Baca Juga: Ketua DPRD NTB Segera Terbitkan SK Pansel Seleksi KPID NTB
Seperti diketahui, total ada lima anggota pansel KPID yang berasal dari berbagai unsur. Selain Ahsanul Khalik dari unsur birokrasi, ada juga Anggota Komisi Penyiaran Indonesia (KPI) Pusat Periode 2022-2025 Aliyah. Selain itu, Muhammad Mahfuz dari unsur masyarakat, Dr Murdan akademisi yang juga Direktur Pascasarjana Institut Agama Islam Qamarul Huda (IAIQH) Bagu, serta Dr Agus Purbathin Hadi yang menjabat Ketua Program Studi Ilmu Komunikasi FISIP Universitas Mataram (Unram).
Ketua Komisi I DPRD NTB Mohammad Akri membenarkan bahwa pansel belum bisa bekerja tanpa ada SK dari ketua DPRD. Pihaknya sudah berkoordinasi dengan Ketua DPRD NTB Baiq Isvie Rupaeda. Ia memastikan bahwa SK akan turun dalam waktu dekat.
"Kerja pansel tetap berpedoman pada SK ketua dewan karena proses seleksi ini dalam pengawasan DPRD," kata Akri.
Baca Juga: Bersiaplah! DPRD Segera Gelar Seleksi Komisioner KPID NTB, Simak Waktu dan Tahapannya
Disampaikan, proses seleksi harus berjalan transparan. Sehinga pemilihan anggota komisioner KPID NTB harus bebas dari calon titipan. Standar penilaian harus disesuaikan dengan hasil uji kelayakan dan kepatutan. Dengan begitu bisa menghasilkan anggota KPID yang memiliki standar kemampuan yang diinginkan.

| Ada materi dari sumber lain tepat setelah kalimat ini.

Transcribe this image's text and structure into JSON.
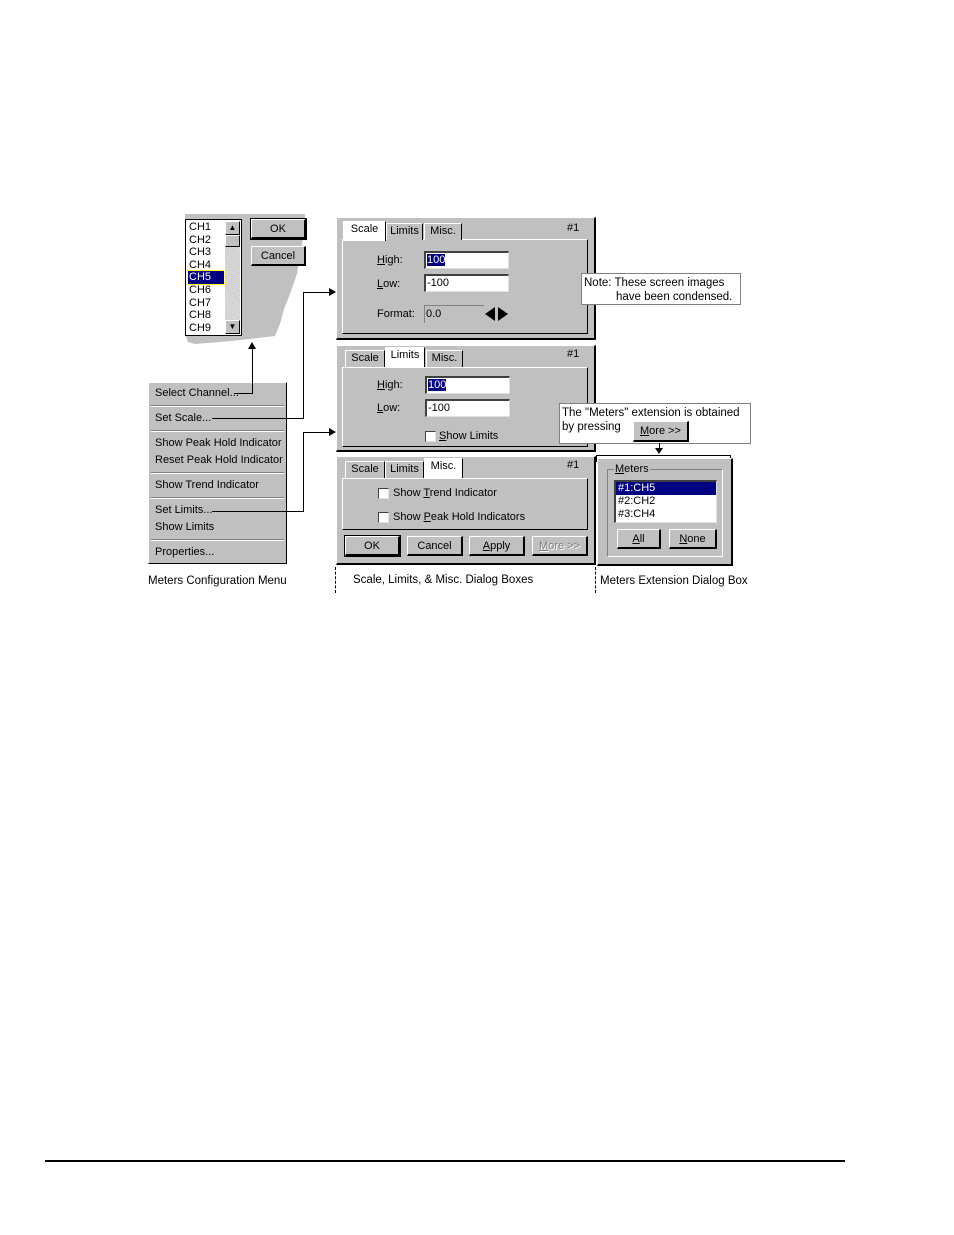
{
  "channel_dialog": {
    "channels": [
      "CH1",
      "CH2",
      "CH3",
      "CH4",
      "CH5",
      "CH6",
      "CH7",
      "CH8",
      "CH9"
    ],
    "selected": "CH5",
    "ok_label": "OK",
    "cancel_label": "Cancel"
  },
  "config_menu": {
    "items": [
      "Select Channel...",
      "Set Scale...",
      "Show Peak Hold Indicator",
      "Reset Peak Hold Indicator",
      "Show Trend Indicator",
      "Set Limits...",
      "Show Limits",
      "Properties..."
    ],
    "caption": "Meters Configuration Menu"
  },
  "tabs": {
    "scale": "Scale",
    "limits": "Limits",
    "misc": "Misc."
  },
  "meter_number": "#1",
  "scale_dialog": {
    "high_label": "High:",
    "high_value": "100",
    "low_label": "Low:",
    "low_value": "-100",
    "format_label": "Format:",
    "format_value": "0.0"
  },
  "limits_dialog": {
    "high_label": "High:",
    "high_value": "100",
    "low_label": "Low:",
    "low_value": "-100",
    "show_limits_label": "Show Limits",
    "show_limits_checked": false
  },
  "misc_dialog": {
    "show_trend_label": "Show Trend Indicator",
    "show_peak_label": "Show Peak Hold Indicators",
    "ok_label": "OK",
    "cancel_label": "Cancel",
    "apply_label": "Apply",
    "more_label": "More >>"
  },
  "dialogs_caption": "Scale, Limits, & Misc. Dialog Boxes",
  "note": {
    "line1": "Note: These screen images",
    "line2": "have been condensed."
  },
  "meters_note": {
    "line1": "The \"Meters\" extension is obtained",
    "line2": "by pressing",
    "button_label": "More >>"
  },
  "meters_extension": {
    "group_label": "Meters",
    "items": [
      "#1:CH5",
      "#2:CH2",
      "#3:CH4"
    ],
    "selected": "#1:CH5",
    "all_label": "All",
    "none_label": "None",
    "caption": "Meters Extension Dialog Box"
  }
}
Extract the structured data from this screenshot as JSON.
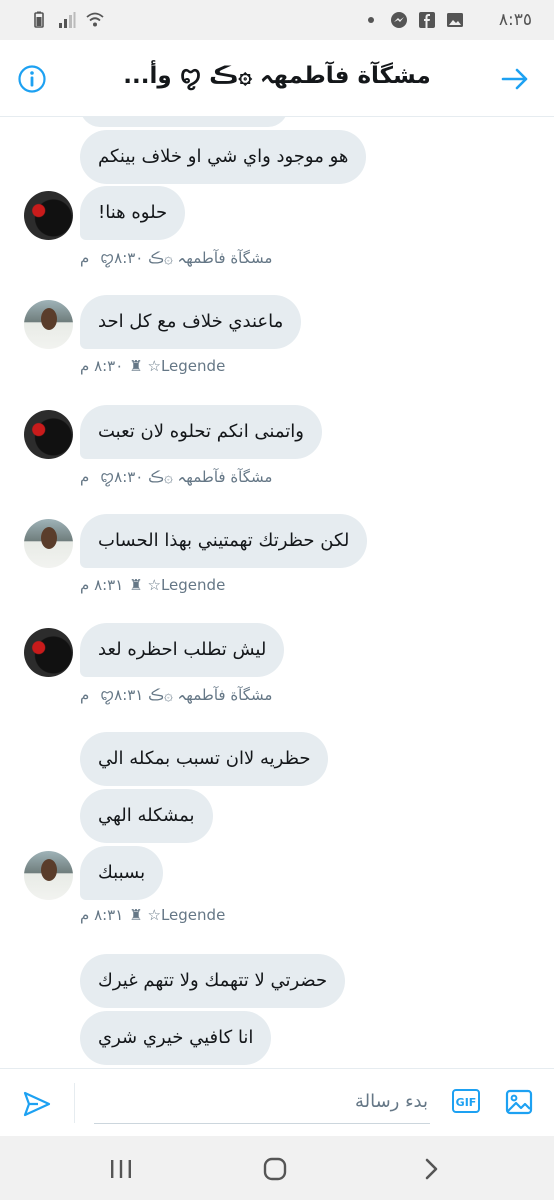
{
  "status_bar": {
    "time": "٨:٣٥",
    "icons": [
      "battery-icon",
      "signal-icon",
      "wifi-icon",
      "dots-icon",
      "messenger-icon",
      "facebook-icon",
      "gallery-icon"
    ]
  },
  "header": {
    "title": "مشگآة فآطمهہ ۞ڪ ꨄ وأ...",
    "info_icon": "info-icon",
    "back_icon": "arrow-right-icon"
  },
  "messages": [
    {
      "text": "هو موجود واي شي او خلاف بينكم",
      "sender": "female"
    },
    {
      "text": "حلوه هنا!",
      "sender": "female"
    },
    {
      "text": "ماعندي خلاف مع كل احد",
      "sender": "male"
    },
    {
      "text": "واتمنى انكم تحلوه لان تعبت",
      "sender": "female"
    },
    {
      "text": "لكن حظرتك تهمتيني بهذا الحساب",
      "sender": "male"
    },
    {
      "text": "ليش تطلب احظره لعد",
      "sender": "female"
    },
    {
      "text": "حظريه لاان تسبب بمكله الي",
      "sender": "male"
    },
    {
      "text": "بمشكله الهي",
      "sender": "male"
    },
    {
      "text": "بسببك",
      "sender": "male"
    },
    {
      "text": "حضرتي لا تتهمك ولا تتهم غيرك",
      "sender": "female"
    },
    {
      "text": "انا كافيي خيري شري",
      "sender": "female"
    }
  ],
  "meta": [
    {
      "name": "مشگآة فآطمهہ ۞ڪ ꨄ",
      "time": "٨:٣٠ م"
    },
    {
      "name": "Legende☆ ♜",
      "time": "٨:٣٠ م"
    },
    {
      "name": "مشگآة فآطمهہ ۞ڪ ꨄ",
      "time": "٨:٣٠ م"
    },
    {
      "name": "Legende☆ ♜",
      "time": "٨:٣١ م"
    },
    {
      "name": "مشگآة فآطمهہ ۞ڪ ꨄ",
      "time": "٨:٣١ م"
    },
    {
      "name": "Legende☆ ♜",
      "time": "٨:٣١ م"
    }
  ],
  "composer": {
    "placeholder": "بدء رسالة",
    "gif_label": "GIF"
  },
  "colors": {
    "accent": "#1da1f2",
    "bubble": "#e6ecf0",
    "meta_text": "#657786"
  }
}
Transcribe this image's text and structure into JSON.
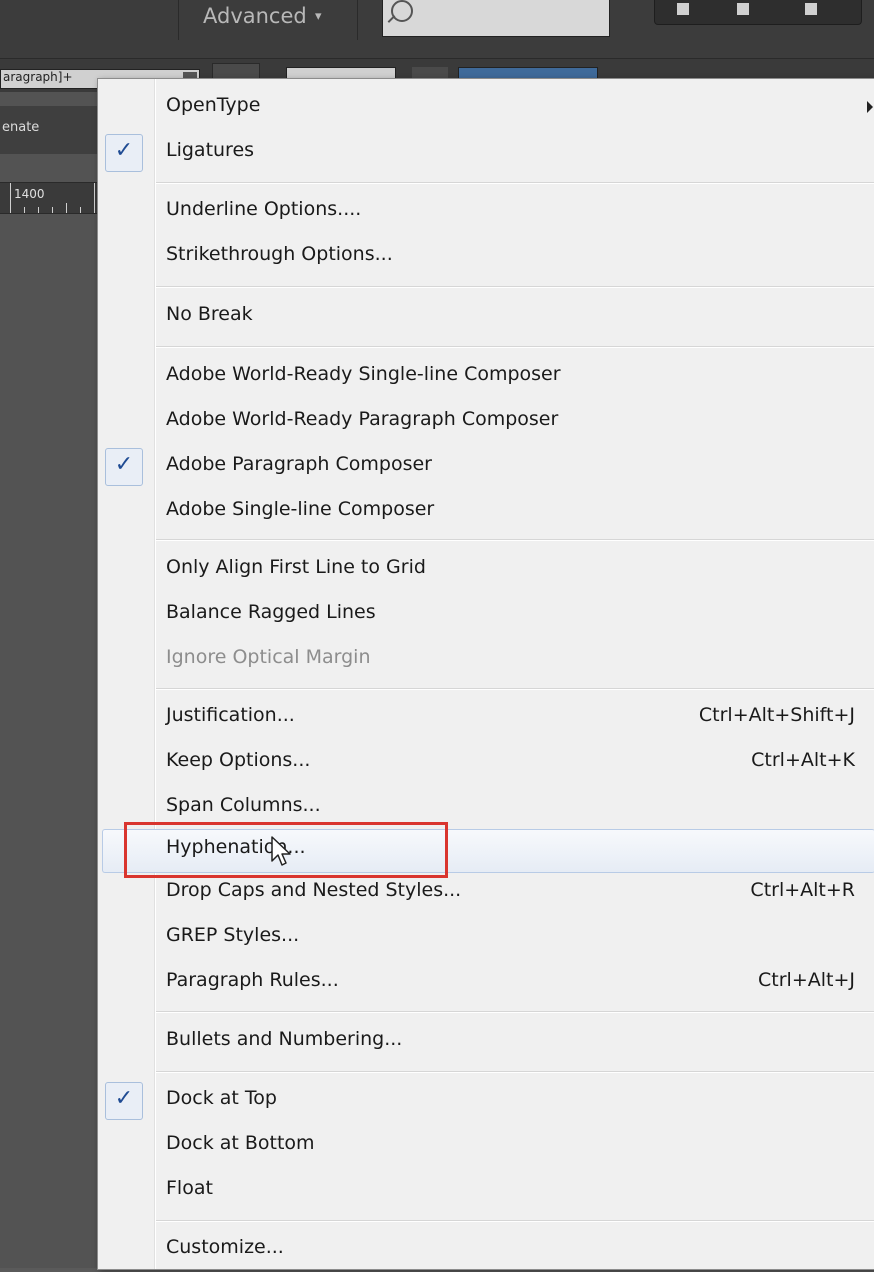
{
  "app": {
    "workspace_label": "Advanced",
    "workspace_caret": "▾",
    "paragraph_style": "aragraph]+",
    "panel_label": "enate",
    "ruler_value": "1400"
  },
  "menu": {
    "items": [
      {
        "label": "OpenType",
        "submenu": true
      },
      {
        "label": "Ligatures",
        "checked": true
      },
      {
        "label": "Underline Options...."
      },
      {
        "label": "Strikethrough Options..."
      },
      {
        "label": "No Break"
      },
      {
        "label": "Adobe World-Ready Single-line Composer"
      },
      {
        "label": "Adobe World-Ready Paragraph Composer"
      },
      {
        "label": "Adobe Paragraph Composer",
        "checked": true
      },
      {
        "label": "Adobe Single-line Composer"
      },
      {
        "label": "Only Align First Line to Grid"
      },
      {
        "label": "Balance Ragged Lines"
      },
      {
        "label": "Ignore Optical Margin",
        "disabled": true
      },
      {
        "label": "Justification...",
        "shortcut": "Ctrl+Alt+Shift+J"
      },
      {
        "label": "Keep Options...",
        "shortcut": "Ctrl+Alt+K"
      },
      {
        "label": "Span Columns..."
      },
      {
        "label": "Hyphenation...",
        "hovered": true,
        "highlighted": true
      },
      {
        "label": "Drop Caps and Nested Styles...",
        "shortcut": "Ctrl+Alt+R"
      },
      {
        "label": "GREP Styles..."
      },
      {
        "label": "Paragraph Rules...",
        "shortcut": "Ctrl+Alt+J"
      },
      {
        "label": "Bullets and Numbering..."
      },
      {
        "label": "Dock at Top",
        "checked": true
      },
      {
        "label": "Dock at Bottom"
      },
      {
        "label": "Float"
      },
      {
        "label": "Customize..."
      }
    ],
    "check_glyph": "✓"
  },
  "colors": {
    "menu_bg": "#f0f0f0",
    "highlight_box": "#d9352f",
    "check_color": "#1f4b93",
    "app_chrome": "#3c3c3c"
  }
}
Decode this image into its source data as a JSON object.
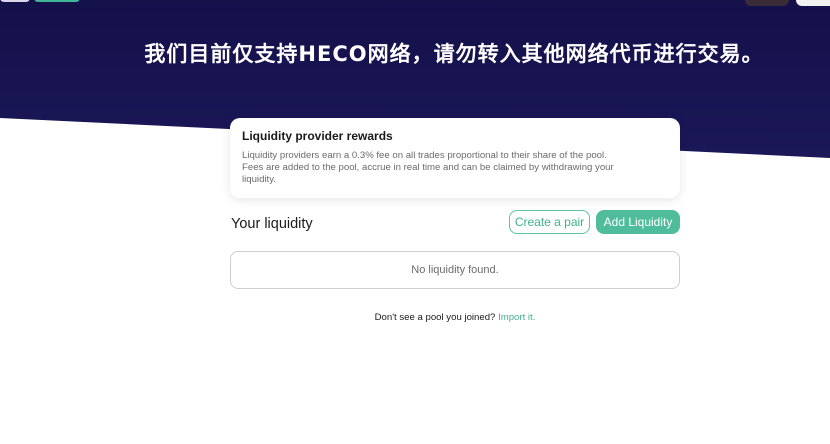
{
  "header": {
    "notice": "我们目前仅支持HECO网络，请勿转入其他网络代币进行交易。"
  },
  "rewards": {
    "title": "Liquidity provider rewards",
    "line1": "Liquidity providers earn a 0.3% fee on all trades proportional to their share of the pool.",
    "line2": "Fees are added to the pool, accrue in real time and can be claimed by withdrawing your",
    "line3": "liquidity."
  },
  "liquidity": {
    "heading": "Your liquidity",
    "create_pair_label": "Create a pair",
    "add_liquidity_label": "Add Liquidity",
    "empty_message": "No liquidity found.",
    "import_prompt": "Don't see a pool you joined?",
    "import_link": "Import it."
  },
  "colors": {
    "hero_bg": "#13104a",
    "accent": "#4fbd9b",
    "accent_text": "#3fb08e"
  }
}
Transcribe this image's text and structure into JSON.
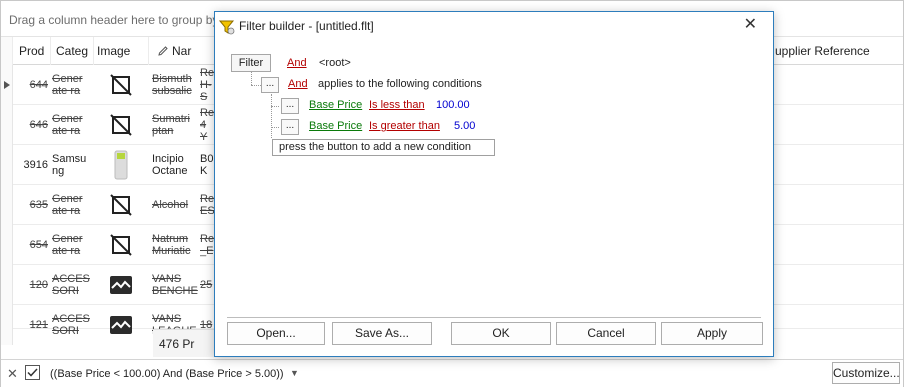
{
  "grid": {
    "group_panel_text": "Drag a column header here to group by",
    "columns": {
      "prod": "Prod",
      "category": "Categ",
      "image": "Image",
      "name": "Nar",
      "supplier_ref": "upplier Reference"
    },
    "rows": [
      {
        "id": "644",
        "category": "Gener ate ra",
        "name": "Bismuth subsalic",
        "extra": "Re H-S",
        "strike": true,
        "image": "no-image"
      },
      {
        "id": "646",
        "category": "Gener ate ra",
        "name": "Sumatri ptan",
        "extra": "Re 4 Y",
        "strike": true,
        "image": "no-image"
      },
      {
        "id": "3916",
        "category": "Samsu ng",
        "name": "Incipio Octane",
        "extra": "B0 K",
        "strike": false,
        "image": "phone-case"
      },
      {
        "id": "635",
        "category": "Gener ate ra",
        "name": "Alcohol",
        "extra": "Re ES",
        "strike": true,
        "image": "no-image"
      },
      {
        "id": "654",
        "category": "Gener ate ra",
        "name": "Natrum Muriatic",
        "extra": "Re _E",
        "strike": true,
        "image": "no-image"
      },
      {
        "id": "120",
        "category": "ACCES SORI",
        "name": "VANS BENCHE",
        "extra": "25",
        "strike": true,
        "image": "wave-image"
      },
      {
        "id": "121",
        "category": "ACCES SORI",
        "name": "VANS LEAGUE",
        "extra": "18",
        "strike": true,
        "image": "wave-image"
      }
    ],
    "footer_sum": "476 Pr"
  },
  "filter_bar": {
    "filter_text": "((Base Price < 100.00) And (Base Price > 5.00))",
    "customize_label": "Customize..."
  },
  "dialog": {
    "title": "Filter builder - [untitled.flt]",
    "filter_button": "Filter",
    "root_operator": "And",
    "root_label": "<root>",
    "dots": "...",
    "group_operator": "And",
    "group_label": "applies to the following conditions",
    "conditions": [
      {
        "field": "Base Price",
        "operator": "Is less than",
        "value": "100.00"
      },
      {
        "field": "Base Price",
        "operator": "Is greater than",
        "value": "5.00"
      }
    ],
    "add_condition": "press the button to add a new condition",
    "buttons": {
      "open": "Open...",
      "save_as": "Save As...",
      "ok": "OK",
      "cancel": "Cancel",
      "apply": "Apply"
    }
  },
  "colors": {
    "dialog_border": "#2d7dbc",
    "operator_red": "#b30000",
    "field_green": "#0a7a0a",
    "value_blue": "#0000d0"
  }
}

"Saya jamin tidak ada calon titipan. Jangan ada intervensi pihak mana pun. Siapa pun yang terpilih sesuai dengan kualifikasi dan betul-betul memiliki kemampuan dalam menjalankan tugasnya sebagai anggota KPID," papar Akri.
DPRD, ujar dia, sangat berkepentingan agar KPID NTB benar-benar menjadi lembaga yang bisa menjembatani dua kepentingan sekaligus. Yaitu kebutuhan publik terkait dengan keterbukaan informasi dan kepentingan pemerintah di sisi lain dalam pengelolaan informasi untuk menghasilkan layanan yang berkualitas.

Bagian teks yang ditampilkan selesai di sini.